A Brief History of the Polarization of Media
Andrey Mir wrote
this interesting article on how and why American media has become so polarized. He
starts from the very beginning. Once upon a time:
“Since
the revenue from copy sales was not sufficient to maintain news production,
news outlets needed to attract advertising.”
The dependence on
ads for revenue had a side-effect – ads only made sense only when aimed at
those who had money to buy! And so, the media’s market became the “buying
audience—the affluent middle class”. It also led to another trend (most of the
time, anyway):
“If
the audience was supposed to be affluent, mature, and capable, so, too, were
journalists expected to avoid judgment when reporting.”
The audience could
be trusted to draw its own conclusions.
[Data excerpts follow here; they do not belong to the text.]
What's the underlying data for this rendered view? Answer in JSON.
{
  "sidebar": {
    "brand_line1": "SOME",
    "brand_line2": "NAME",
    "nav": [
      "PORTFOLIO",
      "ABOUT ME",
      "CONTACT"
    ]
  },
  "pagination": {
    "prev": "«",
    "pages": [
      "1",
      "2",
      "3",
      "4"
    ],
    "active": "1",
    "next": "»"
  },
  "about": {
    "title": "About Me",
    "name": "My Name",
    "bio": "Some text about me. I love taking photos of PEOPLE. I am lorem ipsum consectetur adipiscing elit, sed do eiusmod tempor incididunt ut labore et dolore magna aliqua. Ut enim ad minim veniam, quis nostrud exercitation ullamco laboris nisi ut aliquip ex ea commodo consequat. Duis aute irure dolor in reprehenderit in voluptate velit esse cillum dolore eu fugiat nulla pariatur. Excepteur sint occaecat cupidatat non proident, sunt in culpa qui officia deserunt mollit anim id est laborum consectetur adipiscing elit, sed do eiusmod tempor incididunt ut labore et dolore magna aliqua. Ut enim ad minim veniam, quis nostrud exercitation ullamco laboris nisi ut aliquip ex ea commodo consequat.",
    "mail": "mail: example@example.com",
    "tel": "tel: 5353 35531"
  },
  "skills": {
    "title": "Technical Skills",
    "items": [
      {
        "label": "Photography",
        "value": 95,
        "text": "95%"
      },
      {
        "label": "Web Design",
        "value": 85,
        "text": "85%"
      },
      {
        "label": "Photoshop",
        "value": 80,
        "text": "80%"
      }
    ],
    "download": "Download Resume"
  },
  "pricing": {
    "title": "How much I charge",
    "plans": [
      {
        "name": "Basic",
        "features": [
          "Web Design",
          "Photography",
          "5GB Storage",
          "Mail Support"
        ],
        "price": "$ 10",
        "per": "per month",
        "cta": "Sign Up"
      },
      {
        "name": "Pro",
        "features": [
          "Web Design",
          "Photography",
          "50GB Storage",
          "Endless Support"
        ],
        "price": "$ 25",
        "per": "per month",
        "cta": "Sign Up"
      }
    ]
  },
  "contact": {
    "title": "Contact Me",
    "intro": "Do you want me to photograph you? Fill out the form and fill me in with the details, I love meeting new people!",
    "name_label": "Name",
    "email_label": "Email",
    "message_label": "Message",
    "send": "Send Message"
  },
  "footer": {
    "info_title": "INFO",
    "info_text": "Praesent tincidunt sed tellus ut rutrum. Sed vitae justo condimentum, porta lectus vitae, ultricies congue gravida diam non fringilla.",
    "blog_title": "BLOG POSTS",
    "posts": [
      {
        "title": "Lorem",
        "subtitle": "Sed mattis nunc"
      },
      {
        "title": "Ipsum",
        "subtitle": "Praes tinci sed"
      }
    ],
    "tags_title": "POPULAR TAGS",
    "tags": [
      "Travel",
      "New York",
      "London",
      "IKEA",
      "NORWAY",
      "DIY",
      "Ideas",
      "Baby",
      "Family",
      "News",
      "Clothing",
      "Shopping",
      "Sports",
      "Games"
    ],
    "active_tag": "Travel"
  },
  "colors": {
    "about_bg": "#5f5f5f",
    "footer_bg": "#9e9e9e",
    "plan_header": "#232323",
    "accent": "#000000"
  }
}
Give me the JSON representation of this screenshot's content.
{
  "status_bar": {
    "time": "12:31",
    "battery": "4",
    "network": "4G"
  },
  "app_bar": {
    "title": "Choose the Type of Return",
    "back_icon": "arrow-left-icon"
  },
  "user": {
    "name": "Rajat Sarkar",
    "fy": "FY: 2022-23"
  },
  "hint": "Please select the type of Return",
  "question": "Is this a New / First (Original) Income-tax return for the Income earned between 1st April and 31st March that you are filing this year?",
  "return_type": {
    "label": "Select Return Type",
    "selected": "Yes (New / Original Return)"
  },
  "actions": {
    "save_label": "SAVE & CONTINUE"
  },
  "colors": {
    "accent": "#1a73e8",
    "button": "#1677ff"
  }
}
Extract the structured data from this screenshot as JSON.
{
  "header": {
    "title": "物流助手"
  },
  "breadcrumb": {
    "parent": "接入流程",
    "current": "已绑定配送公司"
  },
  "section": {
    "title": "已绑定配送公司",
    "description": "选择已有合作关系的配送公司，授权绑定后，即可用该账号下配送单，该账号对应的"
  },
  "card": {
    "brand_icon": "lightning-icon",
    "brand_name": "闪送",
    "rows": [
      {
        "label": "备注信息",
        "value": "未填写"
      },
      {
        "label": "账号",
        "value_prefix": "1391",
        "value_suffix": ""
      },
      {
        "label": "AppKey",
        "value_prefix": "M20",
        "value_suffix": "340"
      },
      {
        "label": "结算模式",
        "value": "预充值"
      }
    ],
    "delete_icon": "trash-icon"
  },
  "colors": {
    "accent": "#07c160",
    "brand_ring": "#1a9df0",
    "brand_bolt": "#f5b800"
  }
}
And this lack of judgment by the media
had an interesting side-effect:
“All
of this cooled the political activity of the public.”
And then the
Internet came along. And suddenly the classified ads moved online (eBay,
Craigslist) – the media outlets had lost a major revenue stream. It only got
worse – first Google, and then Facebook, took all the other types of ads. After
all:
“It
became obvious to advertisers that old media had offered them a costly and
inefficient method of carpet-bombing their targeted audiences. By contrast,
Google and Facebook knew the preferences of billions of individuals and
provided personally customized delivery of ads to each of them.”
“Old” media turned
to digital subscriptions as the new revenue stream:
“Who
was the digital audience by the early 2010s? Social media had already spread
around the world, beginning with young, urban, educated, and usually
progressive people.”
And so, old media
began to cater the views of such folks predominantly. In the age of
social media, old media learnt that “selecting, refining, and delivering
socially relevant content, optimized for virality” was key. Catchy over
substance.
This
transformation had another effect:
“The
viral editor agitated the digitized, urban, educated, and progressive youth to
the point of political indignation.”
In the age of
Twitter:
“The
intensity of self-expression in the pursuit of response—tended to convert
private talks into public activism and thus empowered activism as a mind-set,
not just an activity.”
Now came the next
change. As social media became ubiquitous:
“The
user demographic grew older, more rural, less educated, and more conservative.”
These new users
now found the media seemed to cater only to the views of urban, educated,
liberal folks, not people like them:
“The
power of social media lies not so much in exposing mainstream bias but in
revealing that so many other people see these biases, too.”
And then Trump
entered the election cycle. And won:
“The
mainstream media understood the signal, upgraded Trump from amusement to
existential danger, and started selling the Trump scare as a new commodity.”
Liberal media
began to pitch subscriptions as a “noble cause”, to save democracy from this
madman. The conservative media went the opposite way – see how the liberals
won’t accept an electoral verdict, they said. As both sides garnered larger and
larger number of followers, both types of media outlets repeated the “terrifying
thing” that “fully half the electorate” subscribed to the opposing view.
Scaring the hell
out of subscribers was good for (media) business:
“By
no means were the media interested in mitigating this divide. They needed to
maintain frustration and instigate polarization to keep donors scared,
outraged, and engaged.”
And so:
“The
mainstream media switched from news supply to news validation.”
All of which is
why Mir ends on a depressing note, the transformation to a “post-journalism”
world:
“The biggest loss, however, is the mutation of journalism into post-journalism... Journalism wanted its picture to fit the world. Post-journalism wants the world to fit its picture, which is a definition of propaganda.”